Teacher: I currently teach at Challenger Middle School, located in the heart of Mira Mesa. It is located along the northernmost boundary of the school district. It is a community where families, in general have high expectations for their students. We consistently are one of the highest performing schools in the district and have been named a California Distinguished School on several occasions.
Me: What has been your experience with the Illustrative Mathematics (IM) curriculum and San Diego Enhanced Mathematics initiative?
Teacher: I have been working with the Illustrative Mathematics curriculum for the last 3 years, however I have been using tasks from Illustrative Mathematics to supplement my lessons for much longer. I was actually one of the first educators to bring this curriculum to the district’s attention. I have found that while Illustrative Mathematics provides a good backbone for a course, by itself it is insufficient. There is not nearly enough practice, and sessions of direct instruction are necessary for students to master the various procedures that are needed to understand the underlying principles. In working with the Illustrative curriculum I have seen student understanding and engagement increase. The way they introduce the topics is easily accessible to all students which allows everyone to learn something. Even my students with the greatest struggles are usually excited by the first few lessons of a unit. These positive experiences give them something to connect to when other lessons seem more difficult. I also love that the complexity of the tasks significantly increases by the end of the unit. This gives appropriate challenge to those students who need it. I think that Illustrative would have the best outcomes in a fully de-tracked environment. My classes that have the greatest spread of abilities are the ones that I see getting the most benefit from the course.
Me: How has your professional learning experience been with San Diego Enhanced Mathematics and ConnectED?

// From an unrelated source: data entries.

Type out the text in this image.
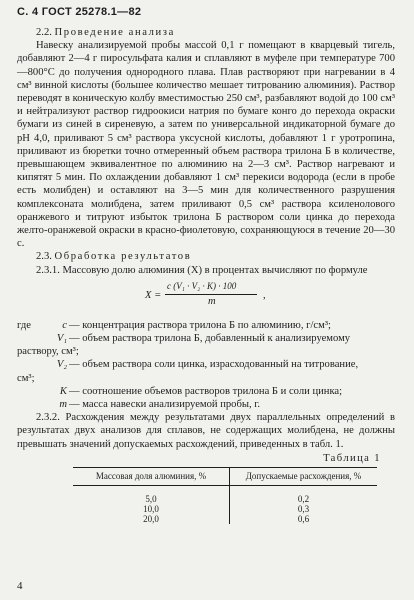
С. 4 ГОСТ 25278.1—82

2.2. Проведение анализа

Навеску анализируемой пробы массой 0,1 г помещают в кварцевый тигель, добавляют 2—4 г пиросульфата калия и сплавляют в муфеле при температуре 700—800°С до получения однородного плава. Плав растворяют при нагревании в 4 см³ винной кислоты (большее количество мешает титрованию алюминия). Раствор переводят в коническую колбу вместимостью 250 см³, разбавляют водой до 100 см³ и нейтрализуют раствор гидроокиси натрия по бумаге конго до перехода окраски бумаги из синей в сиреневую, а затем по универсальной индикаторной бумаге до pH 4,0, приливают 5 см³ раствора уксусной кислоты, добавляют 1 г уротропина, приливают из бюретки точно отмеренный объем раствора трилона Б в количестве, превышающем эквивалентное по алюминию на 2—3 см³. Раствор нагревают и кипятят 5 мин. По охлаждении добавляют 1 см³ перекиси водорода (если в пробе есть молибден) и оставляют на 3—5 мин для количественного разрушения комплексоната молибдена, затем приливают 0,5 см³ раствора ксиленолового оранжевого и титруют избыток трилона Б раствором соли цинка до перехода желто-оранжевой окраски в красно-фиолетовую, сохраняющуюся в течение 20—30 с.

2.3. Обработка результатов

2.3.1. Массовую долю алюминия (X) в процентах вычисляют по формуле

X =
c (V₁ · V₂ · K) · 100
m
,
где	c — концентрация раствора трилона Б по алюминию, г/см³;
V₁ — объем раствора трилона Б, добавленный к анализируемому
раствору, см³;
V₂ — объем раствора соли цинка, израсходованный на титрование,
см³;
K — соотношение объемов растворов трилона Б и соли цинка;
m — масса навески анализируемой пробы, г.

2.3.2. Расхождения между результатами двух параллельных определений в результатах двух анализов для сплавов, не содержащих молибдена, не должны превышать значений допускаемых расхождений, приведенных в табл. 1.

Таблица 1
Массовая доля алюминия, %	Допускаемые расхождения, %
5,0	0,2
10,0	0,3
20,0	0,6
4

Teacher: My experience has been mixed. I enjoy, and benefit from, the opportunity to work with other educators who are also passionate about changing the current state of mathematics education. I appreciate the push from the leadership to reevaluate my stance and consistently evolve to meet the needs of today’s students and those of the future. However, I am also frustrated by the leadership as they frequently have no answers to my questions. Teachers need practical solutions designed to be carried out by a single teacher working with 30+ students and in only about 50 minutes of time.
Me: Is there a particular part of your practice that you are working on right now, or that you have worked on in the past, a Problem of Practice that you can share with us? And how does working with Illustrative Mathematics enable you to work on the problems of practice?

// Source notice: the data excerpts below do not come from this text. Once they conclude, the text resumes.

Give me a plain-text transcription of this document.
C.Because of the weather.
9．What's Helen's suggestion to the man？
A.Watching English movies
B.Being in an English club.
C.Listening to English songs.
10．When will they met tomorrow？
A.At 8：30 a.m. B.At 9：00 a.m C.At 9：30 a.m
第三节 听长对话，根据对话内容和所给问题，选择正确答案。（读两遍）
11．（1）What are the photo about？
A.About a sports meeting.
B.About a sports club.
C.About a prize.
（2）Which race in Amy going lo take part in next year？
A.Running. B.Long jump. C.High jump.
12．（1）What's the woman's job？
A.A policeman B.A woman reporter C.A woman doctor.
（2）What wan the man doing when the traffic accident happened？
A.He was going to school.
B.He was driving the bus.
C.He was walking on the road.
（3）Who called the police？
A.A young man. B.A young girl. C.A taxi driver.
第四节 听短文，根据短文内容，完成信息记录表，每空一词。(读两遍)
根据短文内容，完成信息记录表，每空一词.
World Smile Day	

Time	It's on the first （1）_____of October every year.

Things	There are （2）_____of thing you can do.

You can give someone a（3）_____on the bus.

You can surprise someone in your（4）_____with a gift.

Teacher: A difficulty that I am having involves students with disabilities, particularly some students with Autism and those with speech and language issues. The methodology of teaching presented in the Illustrative Mathematics lesson plans relies heavily on students having productive conversations to further their thinking. The majority of the aforementioned students tend to struggle in this environment.

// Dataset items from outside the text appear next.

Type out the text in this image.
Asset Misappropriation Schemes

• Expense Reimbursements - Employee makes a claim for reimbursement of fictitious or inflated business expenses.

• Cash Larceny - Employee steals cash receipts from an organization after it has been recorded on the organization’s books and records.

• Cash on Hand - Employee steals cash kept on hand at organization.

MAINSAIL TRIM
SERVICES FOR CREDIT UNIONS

Me: Is there anything else you think the field might find interesting or inspiring that you would like to share?
Teacher: Working with this curriculum and with the Initiative represents a big shift from rote memorization of mathematical procedures to the understanding of the underlying principles of mathematics. This is a profound challenge for all involved. Students, parents, and teachers alike. I hope that at the end of this swing of the pendulum, we might realize that a bit of both are necessary; both building conceptual understanding through discovery learning, productive struggle as well as providing opportunities to then practice with the formalized algorithms.